UEFA: Banyak pihak menolak rencana FIFA menjual saham Piala Dunia
Piala Dunia

UEFA: Banyak pihak menolak rencana FIFA menjual saham Piala Dunia

UEFA menyatakan penolakan terhadap rencana FIFA menjual saham Piala Dunia kepada investor swasta terus meluas pada Rabu, di dunia sepak bola. Pernyataan itu disampaikan UEFA melalui media sosial mereka setelah berdiskusi dengan banyak pemangku kepentingan.

Menurut UEFA, banyak pihak menilai skema tersebut lebih menguntungkan segelintir pihak ketimbang mendorong perkembangan sepak bola. UEFA juga menegaskan FIFA tidak bisa terus memakai sepak bola untuk memperkaya diri sendiri dan kelompok tertentu.
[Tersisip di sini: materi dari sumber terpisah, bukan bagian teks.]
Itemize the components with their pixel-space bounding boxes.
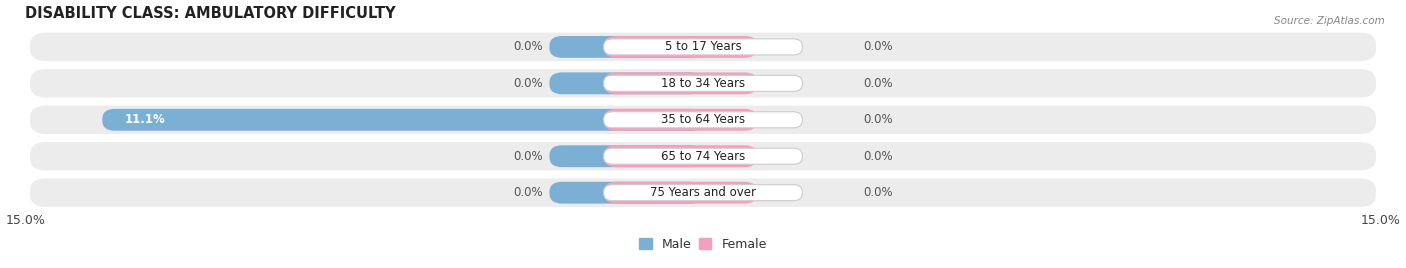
FancyBboxPatch shape bbox=[30, 106, 1376, 134]
FancyBboxPatch shape bbox=[30, 178, 1376, 207]
FancyBboxPatch shape bbox=[603, 75, 803, 91]
FancyBboxPatch shape bbox=[603, 182, 758, 204]
FancyBboxPatch shape bbox=[603, 72, 758, 94]
Text: 11.1%: 11.1% bbox=[125, 113, 166, 126]
FancyBboxPatch shape bbox=[603, 39, 803, 55]
Text: 0.0%: 0.0% bbox=[513, 77, 543, 90]
FancyBboxPatch shape bbox=[603, 145, 758, 167]
FancyBboxPatch shape bbox=[30, 142, 1376, 170]
FancyBboxPatch shape bbox=[603, 109, 758, 131]
Text: 0.0%: 0.0% bbox=[513, 150, 543, 163]
Text: 35 to 64 Years: 35 to 64 Years bbox=[661, 113, 745, 126]
Text: 0.0%: 0.0% bbox=[863, 186, 893, 199]
Text: 18 to 34 Years: 18 to 34 Years bbox=[661, 77, 745, 90]
Text: 0.0%: 0.0% bbox=[863, 150, 893, 163]
FancyBboxPatch shape bbox=[550, 72, 703, 94]
FancyBboxPatch shape bbox=[603, 185, 803, 201]
FancyBboxPatch shape bbox=[603, 36, 758, 58]
Text: 0.0%: 0.0% bbox=[863, 40, 893, 53]
Legend: Male, Female: Male, Female bbox=[634, 233, 772, 256]
FancyBboxPatch shape bbox=[30, 33, 1376, 61]
FancyBboxPatch shape bbox=[550, 182, 703, 204]
FancyBboxPatch shape bbox=[550, 36, 703, 58]
Text: 0.0%: 0.0% bbox=[863, 77, 893, 90]
FancyBboxPatch shape bbox=[603, 112, 803, 128]
Text: Source: ZipAtlas.com: Source: ZipAtlas.com bbox=[1274, 16, 1385, 26]
Text: 65 to 74 Years: 65 to 74 Years bbox=[661, 150, 745, 163]
FancyBboxPatch shape bbox=[603, 148, 803, 164]
Text: DISABILITY CLASS: AMBULATORY DIFFICULTY: DISABILITY CLASS: AMBULATORY DIFFICULTY bbox=[25, 6, 396, 21]
Text: 0.0%: 0.0% bbox=[513, 186, 543, 199]
FancyBboxPatch shape bbox=[30, 69, 1376, 98]
FancyBboxPatch shape bbox=[103, 109, 703, 131]
Text: 0.0%: 0.0% bbox=[863, 113, 893, 126]
Text: 5 to 17 Years: 5 to 17 Years bbox=[665, 40, 741, 53]
FancyBboxPatch shape bbox=[550, 145, 703, 167]
Text: 75 Years and over: 75 Years and over bbox=[650, 186, 756, 199]
Text: 0.0%: 0.0% bbox=[513, 40, 543, 53]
“Setelah berdiskusi dengan banyak pemangku kepentingan di seluruh dunia sepak bola, UEFA mengetahui terdapat penolakan yang signifikan dan terus berkembang terhadap skema FIFA tersebut,”
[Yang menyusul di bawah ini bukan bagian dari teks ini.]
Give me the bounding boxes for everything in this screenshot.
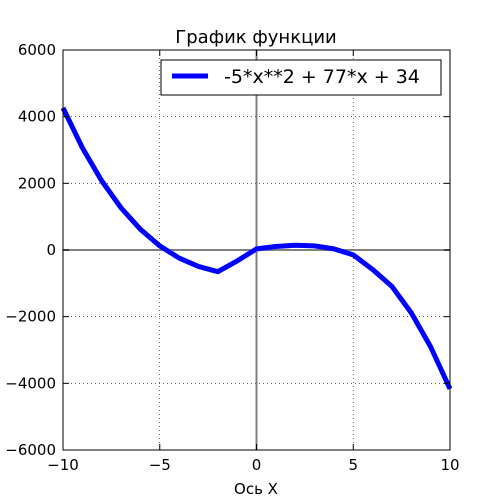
y-tick-label: 2000 xyxy=(18,174,56,192)
x-tick-label: 0 xyxy=(252,456,262,474)
x-axis-label: Ось X xyxy=(234,480,278,498)
x-tick-label: −5 xyxy=(149,456,171,474)
legend-series-label: -5*x**2 + 77*x + 34 xyxy=(224,66,420,88)
ticks: −10 −5 0 5 10 −6000 −4000 −2000 0 2000 4000 6000 xyxy=(5,41,459,474)
x-tick-label: 5 xyxy=(348,456,358,474)
y-tick-label: −2000 xyxy=(5,308,56,326)
y-tick-label: 4000 xyxy=(18,108,56,126)
series-line xyxy=(60,106,453,390)
y-tick-label: −4000 xyxy=(5,374,56,392)
series-layer xyxy=(60,106,453,390)
chart-title: График функции xyxy=(175,27,336,48)
legend: -5*x**2 + 77*x + 34 xyxy=(160,59,442,96)
x-tick-label: 10 xyxy=(440,456,459,474)
y-tick-label: 0 xyxy=(46,241,56,259)
y-tick-label: 6000 xyxy=(18,41,56,59)
y-tick-label: −6000 xyxy=(5,441,56,459)
x-tick-label: −10 xyxy=(47,456,79,474)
UEFA menyebut pengembangan sepak bola seharusnya dilakukan dengan cara yang benar. Organisasi itu meminta prioritas diberikan kepada asosiasi, klub, liga, pemain, dan suporter.
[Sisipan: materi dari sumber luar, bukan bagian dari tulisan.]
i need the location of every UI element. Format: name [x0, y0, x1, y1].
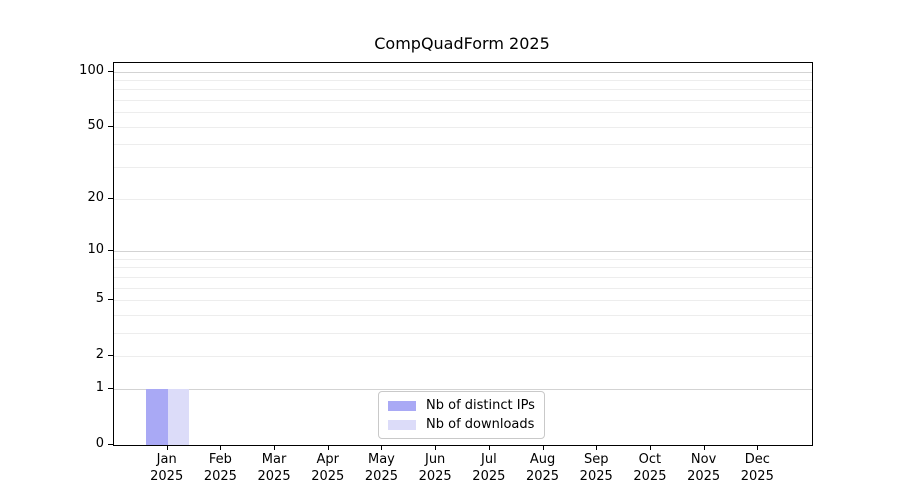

“Kita bisa mengembangkan sepak bola dengan cara yang benar. Sudah saatnya memprioritaskan asosiasi, klub, liga, pemain, dan suporter,”

Selain substansi proposal, UEFA juga menyoroti cara FIFA mendorong dukungan dari asosiasi anggotanya. UEFA menyebut ada tenggat waktu yang diberikan kepada asosiasi untuk mendukung proposal tersebut.

Menurut UEFA, asosiasi yang tidak memberikan dukungan berisiko kehilangan tawaran pembayaran satu kali dari FIFA. UEFA menilai hal itu sudah cukup menjelaskan arah dari rencana tersebut.

“Hari ini kami mengetahui adanya tenggat waktu dari FIFA kepada asosiasi untuk mendukung proposal mereka atau tawaran pembayaran satu kali itu akan ditarik. Hal itu sudah menjelaskan segalanya mengenai rencana itu,”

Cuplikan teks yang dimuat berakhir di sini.